Cara Syahrir menghabiskan waktunya dengan anak-anak, caranya mencintai dan tidak membeda-bedakan perlakuan terhadap anak laki-laki dan perempuan, mencerminkan karakter dan kepribadiannya yang sangat simpatik. Tanpa membeda-bedakan perlakuan dan penilaian terhadap anak laki-laki atau anak perempuan, ia sepertinya menganggap anak-anak adalah benih-benih kekuatan di masa mendatang yang layak mendapatkan curahan perhatian dan kasih saying penuh dari dirinya. Lagi-lagi, Syahrir selalu menyadari segala sesuatu lebih awal dari yang lain. Di kala kebanyakan masyarakat cenderung acuh tak acuh terhadap pendidikan dan pertumbuhan anak-anak pada usia sangat dini, Syahrir telah mempraktekkan penghargaan dan perhatian yang besar kepada anak-anak.

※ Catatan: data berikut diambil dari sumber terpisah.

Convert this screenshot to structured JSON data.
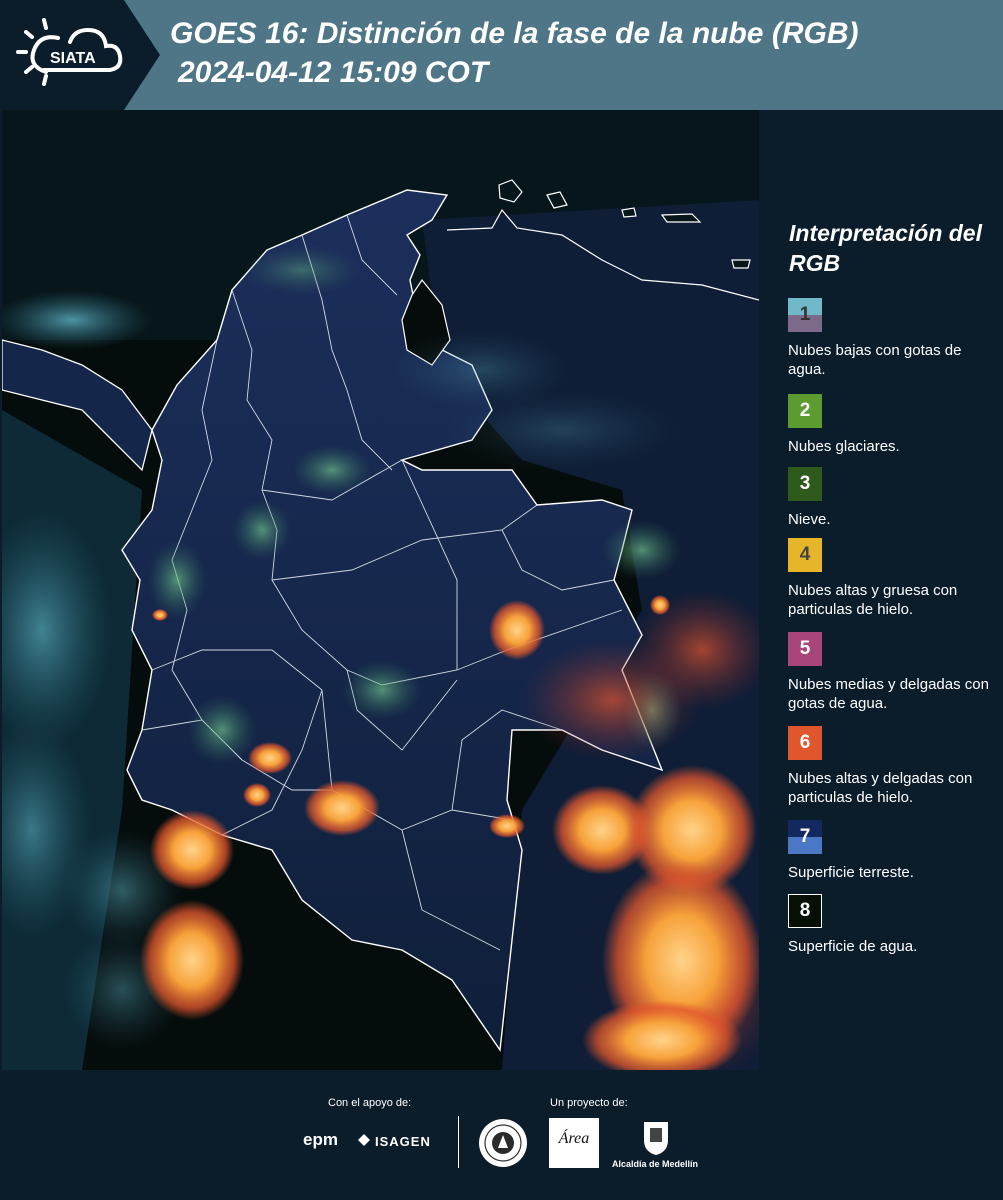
{
  "header": {
    "logo_text": "SIATA",
    "title_line1": "GOES 16: Distinción de la fase de la nube (RGB)",
    "title_line2": "2024-04-12 15:09 COT"
  },
  "legend": {
    "title": "Interpretación del RGB",
    "items": [
      {
        "num": "1",
        "label": "Nubes bajas con gotas de agua.",
        "color_top": "#6fb9c9",
        "color_bottom": "#7d6a8a",
        "num_color": "#333333"
      },
      {
        "num": "2",
        "label": "Nubes glaciares.",
        "color_top": "#5b9b2f",
        "num_color": "#ffffff"
      },
      {
        "num": "3",
        "label": "Nieve.",
        "color_top": "#2e5a1c",
        "num_color": "#ffffff"
      },
      {
        "num": "4",
        "label": "Nubes altas y gruesa con particulas de hielo.",
        "color_top": "#e6b52a",
        "num_color": "#444444"
      },
      {
        "num": "5",
        "label": "Nubes medias y delgadas con gotas de agua.",
        "color_top": "#a8467a",
        "num_color": "#ffffff"
      },
      {
        "num": "6",
        "label": "Nubes altas y delgadas con particulas de hielo.",
        "color_top": "#e2562d",
        "num_color": "#ffffff"
      },
      {
        "num": "7",
        "label": "Superficie terreste.",
        "color_top": "#13285e",
        "color_bottom": "#4a78c4",
        "num_color": "#ffffff"
      },
      {
        "num": "8",
        "label": "Superficie de agua.",
        "color_top": "#061006",
        "num_color": "#ffffff",
        "border": "#ffffff"
      }
    ]
  },
  "footer": {
    "support_label": "Con el apoyo de:",
    "project_label": "Un proyecto de:",
    "sponsor_1": "epm",
    "sponsor_2": "ISAGEN",
    "area_logo_text": "Área",
    "municipality": "Alcaldía de Medellín"
  }
}
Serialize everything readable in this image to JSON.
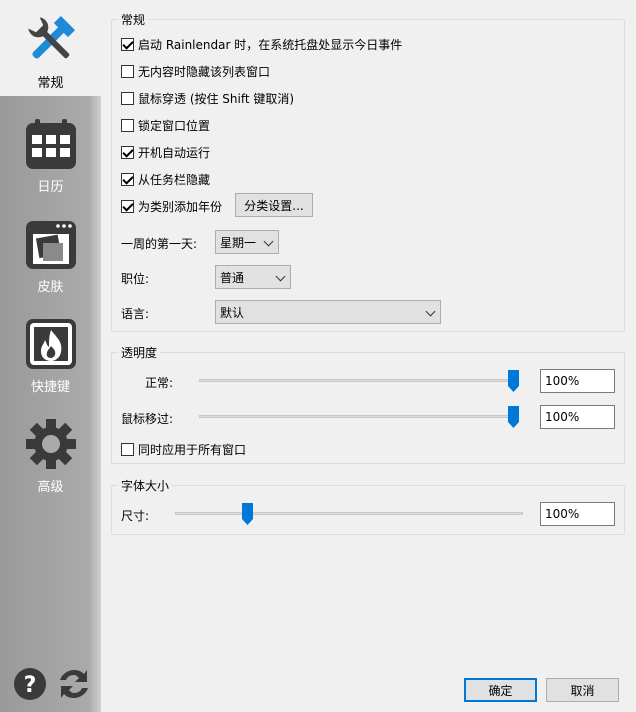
{
  "sidebar": {
    "items": [
      {
        "label": "常规",
        "icon": "tools-icon",
        "active": true
      },
      {
        "label": "日历",
        "icon": "calendar-icon"
      },
      {
        "label": "皮肤",
        "icon": "skin-icon"
      },
      {
        "label": "快捷键",
        "icon": "hotkey-flame-icon"
      },
      {
        "label": "高级",
        "icon": "gear-icon"
      }
    ],
    "footer": {
      "help_icon": "help-icon",
      "refresh_icon": "refresh-icon"
    }
  },
  "general": {
    "title": "常规",
    "checkboxes": [
      {
        "label": "启动 Rainlendar 时，在系统托盘处显示今日事件",
        "checked": true
      },
      {
        "label": "无内容时隐藏该列表窗口",
        "checked": false
      },
      {
        "label": "鼠标穿透 (按住 Shift 键取消)",
        "checked": false
      },
      {
        "label": "锁定窗口位置",
        "checked": false
      },
      {
        "label": "开机自动运行",
        "checked": true
      },
      {
        "label": "从任务栏隐藏",
        "checked": true
      },
      {
        "label": "为类别添加年份",
        "checked": true
      }
    ],
    "category_button": "分类设置...",
    "first_day_label": "一周的第一天:",
    "first_day_value": "星期一",
    "position_label": "职位:",
    "position_value": "普通",
    "language_label": "语言:",
    "language_value": "默认"
  },
  "opacity": {
    "title": "透明度",
    "normal_label": "正常:",
    "normal_value": "100%",
    "normal_level": 1.0,
    "hover_label": "鼠标移过:",
    "hover_value": "100%",
    "hover_level": 1.0,
    "apply_all_label": "同时应用于所有窗口",
    "apply_all_checked": false
  },
  "font": {
    "title": "字体大小",
    "size_label": "尺寸:",
    "size_value": "100%",
    "size_level": 0.2
  },
  "footer": {
    "ok": "确定",
    "cancel": "取消"
  },
  "colors": {
    "accent": "#0078d7",
    "sidebar_bg": "#aaaaaa",
    "panel_bg": "#f0f0f0"
  }
}
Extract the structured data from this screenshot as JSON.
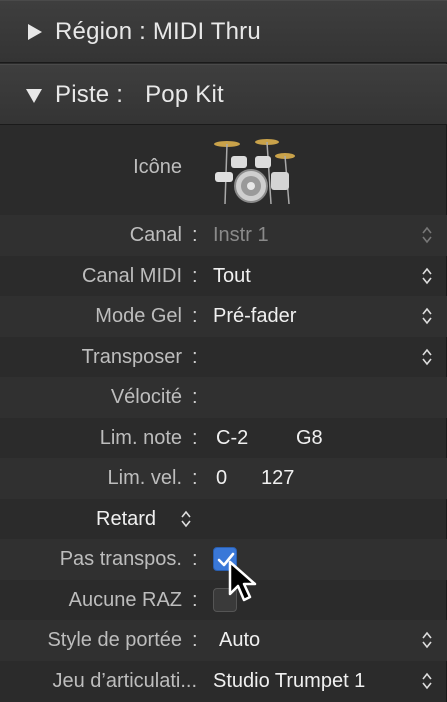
{
  "headers": {
    "region": "Région : MIDI Thru",
    "track_label": "Piste :",
    "track_name": "Pop Kit"
  },
  "icon_row": {
    "label": "Icône",
    "icon": "drum-kit-icon"
  },
  "rows": {
    "channel": {
      "label": "Canal",
      "value": "Instr 1"
    },
    "midi_channel": {
      "label": "Canal MIDI",
      "value": "Tout"
    },
    "freeze_mode": {
      "label": "Mode Gel",
      "value": "Pré-fader"
    },
    "transpose": {
      "label": "Transposer",
      "value": ""
    },
    "velocity": {
      "label": "Vélocité",
      "value": ""
    },
    "note_limit": {
      "label": "Lim. note",
      "low": "C-2",
      "high": "G8"
    },
    "vel_limit": {
      "label": "Lim. vel.",
      "low": "0",
      "high": "127"
    },
    "delay": {
      "label": "Retard"
    },
    "no_transpose": {
      "label": "Pas transpos.",
      "checked": true
    },
    "no_reset": {
      "label": "Aucune RAZ",
      "checked": false
    },
    "staff_style": {
      "label": "Style de portée",
      "value": "Auto"
    },
    "articulation_set": {
      "label": "Jeu d’articulati...",
      "value": "Studio Trumpet 1"
    }
  },
  "colors": {
    "accent": "#3a78d8",
    "background": "#2b2b2b"
  }
}
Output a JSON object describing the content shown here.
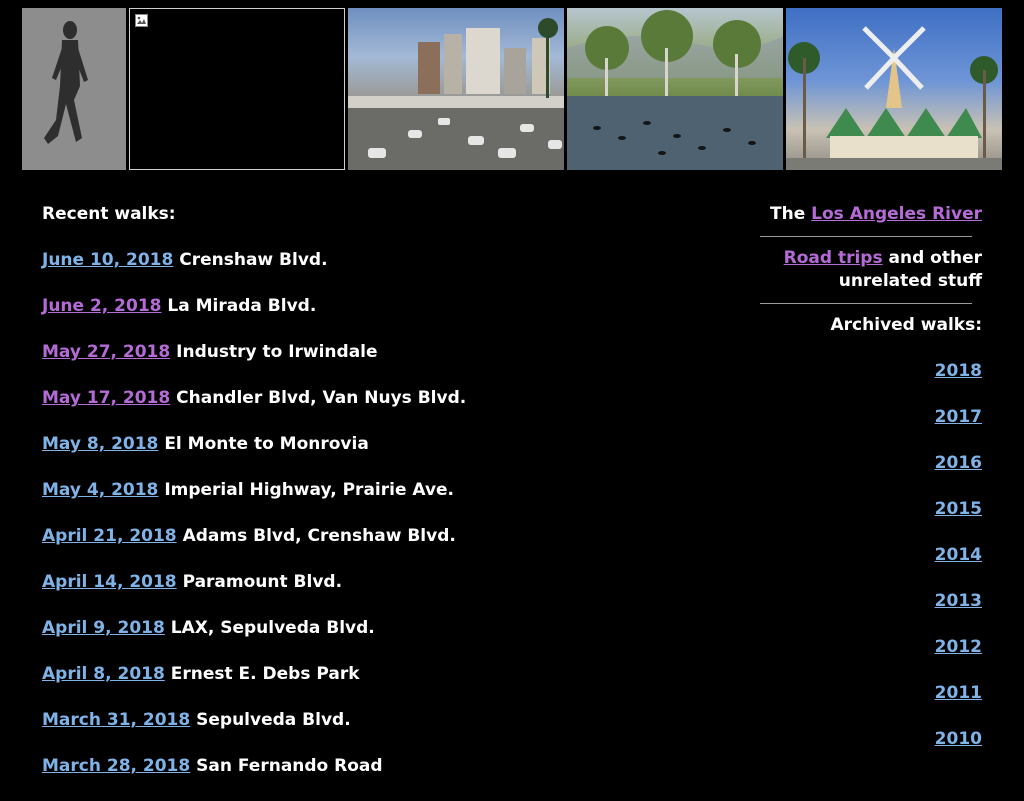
{
  "banner": {
    "images": [
      {
        "name": "walker-silhouette"
      },
      {
        "name": "broken-image-icon"
      },
      {
        "name": "freeway-photo"
      },
      {
        "name": "park-lake-photo"
      },
      {
        "name": "windmill-photo"
      }
    ]
  },
  "recent": {
    "heading": "Recent walks:",
    "walks": [
      {
        "date": "June 10, 2018",
        "title": "Crenshaw Blvd.",
        "visited": false
      },
      {
        "date": "June 2, 2018",
        "title": "La Mirada Blvd.",
        "visited": true
      },
      {
        "date": "May 27, 2018",
        "title": "Industry to Irwindale",
        "visited": true
      },
      {
        "date": "May 17, 2018",
        "title": "Chandler Blvd, Van Nuys Blvd.",
        "visited": true
      },
      {
        "date": "May 8, 2018",
        "title": "El Monte to Monrovia",
        "visited": false
      },
      {
        "date": "May 4, 2018",
        "title": "Imperial Highway, Prairie Ave.",
        "visited": false
      },
      {
        "date": "April 21, 2018",
        "title": "Adams Blvd, Crenshaw Blvd.",
        "visited": false
      },
      {
        "date": "April 14, 2018",
        "title": "Paramount Blvd.",
        "visited": false
      },
      {
        "date": "April 9, 2018",
        "title": "LAX, Sepulveda Blvd.",
        "visited": false
      },
      {
        "date": "April 8, 2018",
        "title": "Ernest E. Debs Park",
        "visited": false
      },
      {
        "date": "March 31, 2018",
        "title": "Sepulveda Blvd.",
        "visited": false
      },
      {
        "date": "March 28, 2018",
        "title": "San Fernando Road",
        "visited": false
      }
    ]
  },
  "sidebar": {
    "river_prefix": "The",
    "river_link": "Los Angeles River",
    "roadtrips_link": "Road trips",
    "roadtrips_suffix": "and other unrelated stuff",
    "archived_heading": "Archived walks:",
    "years": [
      "2018",
      "2017",
      "2016",
      "2015",
      "2014",
      "2013",
      "2012",
      "2011",
      "2010"
    ]
  },
  "colors": {
    "background": "#000000",
    "text": "#ffffff",
    "link": "#7fb3e8",
    "visited_link": "#b56bd6"
  }
}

Baginya anak-anak, laki-laki atau perempuan, adalah tunas yang akan tumbuh menjelma menjadi kekuatan yang besar jika dirawat dengan baik. Dan perawatan itu tentunya adalah melalui kasih sayang dan pendidikan.
“Bukan kehidupan kosmis yang kita kehendaki, tapi kehidupan manusia, manusia yang lebih tinggi, lebih dalam, lebih bagus sebagai jenis.”